In a study that changes the fundamentals of what researchers know about gene silencing, WEHI researchers demonstrated how an “accordion effect” is key to switching off genes.
The discovery adds to our knowledge of how humans switch genes on and off in the womb to create the many cell types that make up our body.
It also provides a new approach to using gene silencing in the future to cure or reverse the course of a variety of diseases, including cancer, congenital, and infectious diseases.
The amount of DNA packed into a cell controls gene silencing. A novel accordion-like trigger is vital to the process, according to studies from a group led by Dr Andrew Keniry and Professor Marnie Blewitt.
The findings were reported in the journal Nature Communications.
At a glance
- The tightness or looseness with which DNA is packaged in the cell controls gene silencing
- A vital “accordion effect” is necessary before genes switch off, according to a new study
- The findings add to current knowledge of how various cells develop and show a new trait that will help us harness gene silencing for therapy development in the future
All in the DNA
Human genetic material is made up of DNA that is tightly wrapped around proteins like thread around a spool.
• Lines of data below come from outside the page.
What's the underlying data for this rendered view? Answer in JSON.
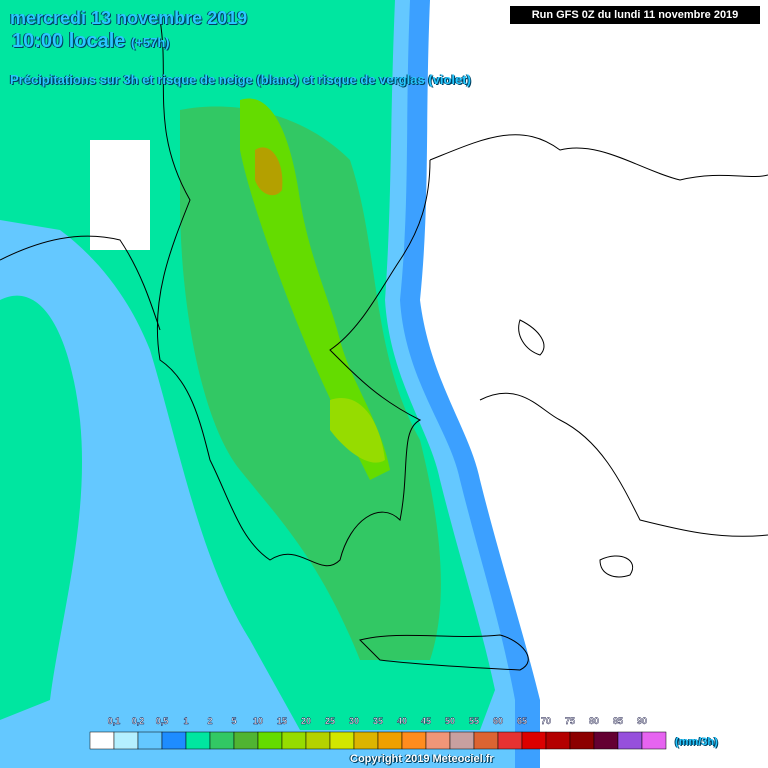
{
  "header": {
    "date": "mercredi 13 novembre 2019",
    "time": "10:00 locale",
    "lead": "(+57h)",
    "subtitle": "Précipitations sur 3h et risque de neige (blanc) et risque de verglas (violet)"
  },
  "run": "Run GFS 0Z du lundi 11 novembre 2019",
  "legend": {
    "labels": [
      "0,1",
      "0,2",
      "0,5",
      "1",
      "2",
      "5",
      "10",
      "15",
      "20",
      "25",
      "30",
      "35",
      "40",
      "45",
      "50",
      "55",
      "60",
      "65",
      "70",
      "75",
      "80",
      "85",
      "90"
    ],
    "colors": [
      "#ffffff",
      "#b4f0ff",
      "#64c8ff",
      "#1e8cff",
      "#00e6a0",
      "#32c864",
      "#50b432",
      "#64dc00",
      "#96dc00",
      "#b4d200",
      "#d2e600",
      "#dcb400",
      "#f0a000",
      "#ff8c1e",
      "#f09678",
      "#c8a0a0",
      "#dc6432",
      "#e63232",
      "#dc0000",
      "#b40000",
      "#8c0000",
      "#640032",
      "#9650dc",
      "#e664f0"
    ],
    "unit": "(mm/3h)"
  },
  "copyright": "Copyright 2019 Meteociel.fr"
}
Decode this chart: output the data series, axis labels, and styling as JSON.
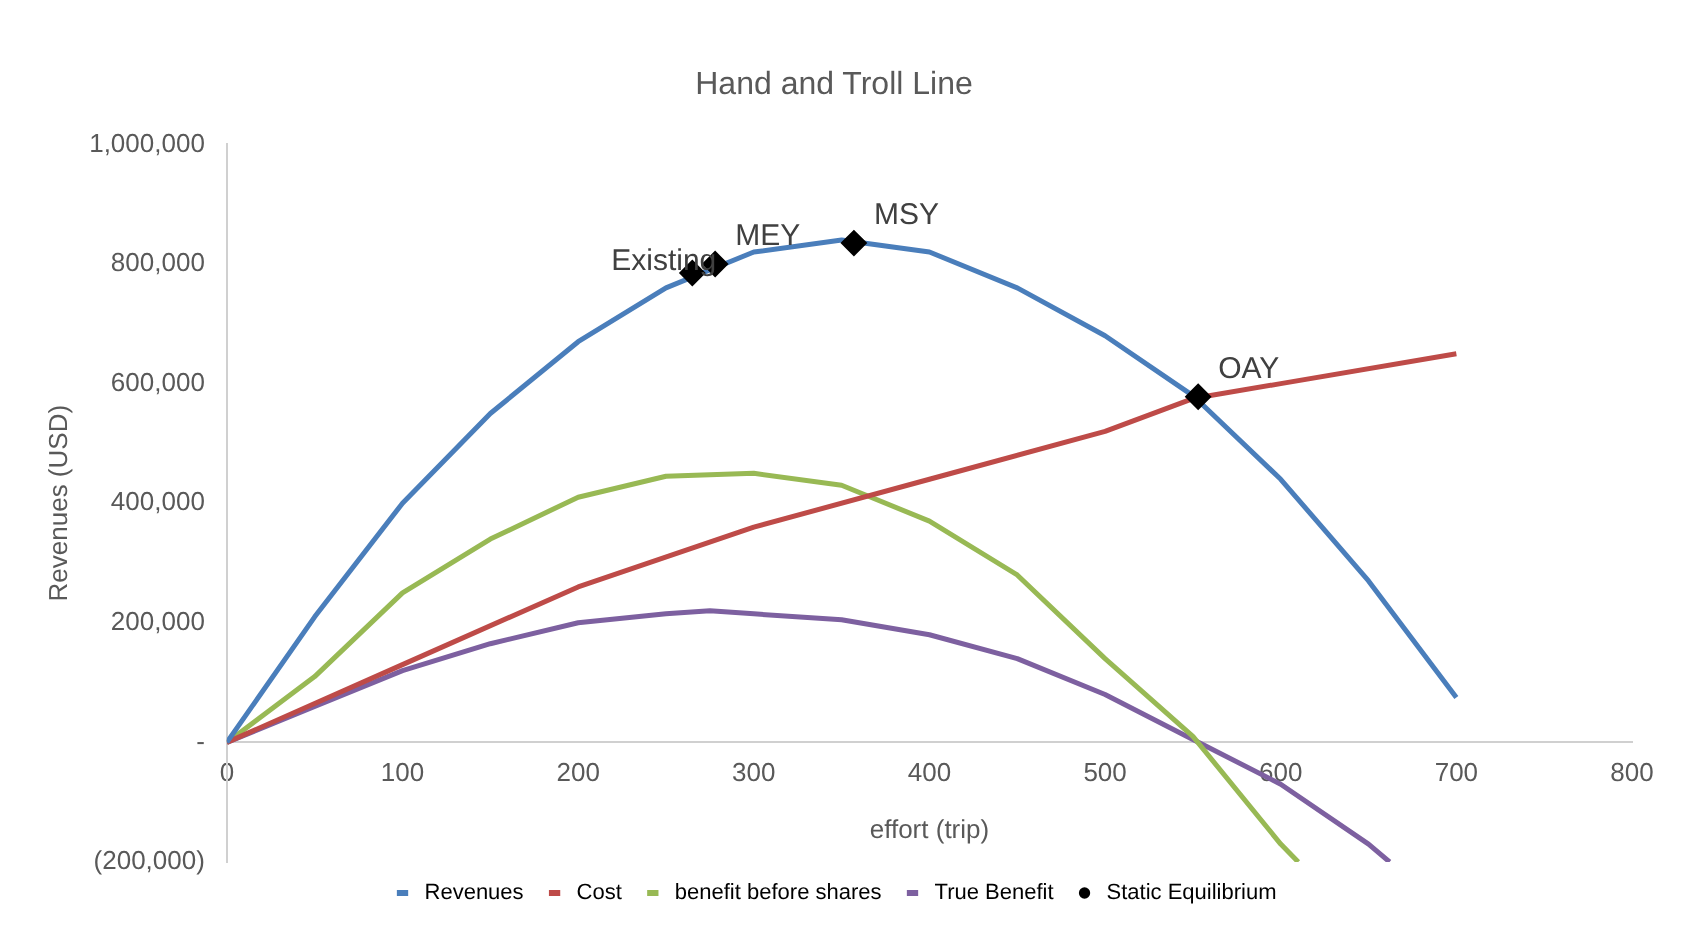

Genes can be switched on when it is loosely packed; when it is firmly compacted, genes are switched off.
The researchers discovered that to switch a gene off, the DNA packaging must first loosen up before being tightly compacted.
Professor Marnie Blewitt said the group was taken aback when researchers discovered the accordion-style trigger, which changed their fundamental understanding of this crucial process.
We were amazed to learn that the DNA first needs to relax, to trigger this process. Similar to how an accordion need to open up before it is compressed to elicit a musical note, we found our DNA needs to be opened up first, before it can be compressed and the gene is silenced.”
Marnie Blewitt, Professor, The Walter and Eliza Hall Institute of Medical Research
Gene silencing, according to Dr. Andrew Keniry, has tremendous therapeutic promise.
If we could learn exactly how to switch genes off, we may one day be able to switch off detrimental genes in a variety of diseases. If you could switch off the oncogenes that drive cancer, for example, you potentially could have a new treatment. To be able to realize this dream, we first need to know how the process happens so it can be mimicked with medicines, and our discovery is one more vital piece of this puzzle.”
Dr Andrew Keniry, The Walter and Eliza Hall Institute of Medical Research
The basic mechanistic research was aimed at rapidly identifying novel components involved in the gene silencing process.
To do so, the group devised a “Xmas” system based on red and green tags that are generally switched off during development. The technique used the production of a red and green fluorescent protein to indicate gene activity from each X chromosome to see if the gene silencing procedure was working properly.
The study discovered a novel molecular method of gene silencing, with the researchers identifying the BAF complex as the protein complex essential for this activity.
The research’s next stage will look into why the accordion effect is essential for gene silence and if the technique is relevant to genes on other chromosomes, such as the autosomes.
Keniry, A., et al. (2022) BAF complex-mediated chromatin relaxation is required for establishment of X chromosome inactivation. Nature Communications. doi.org/10.1038/s41467-022-29333-1.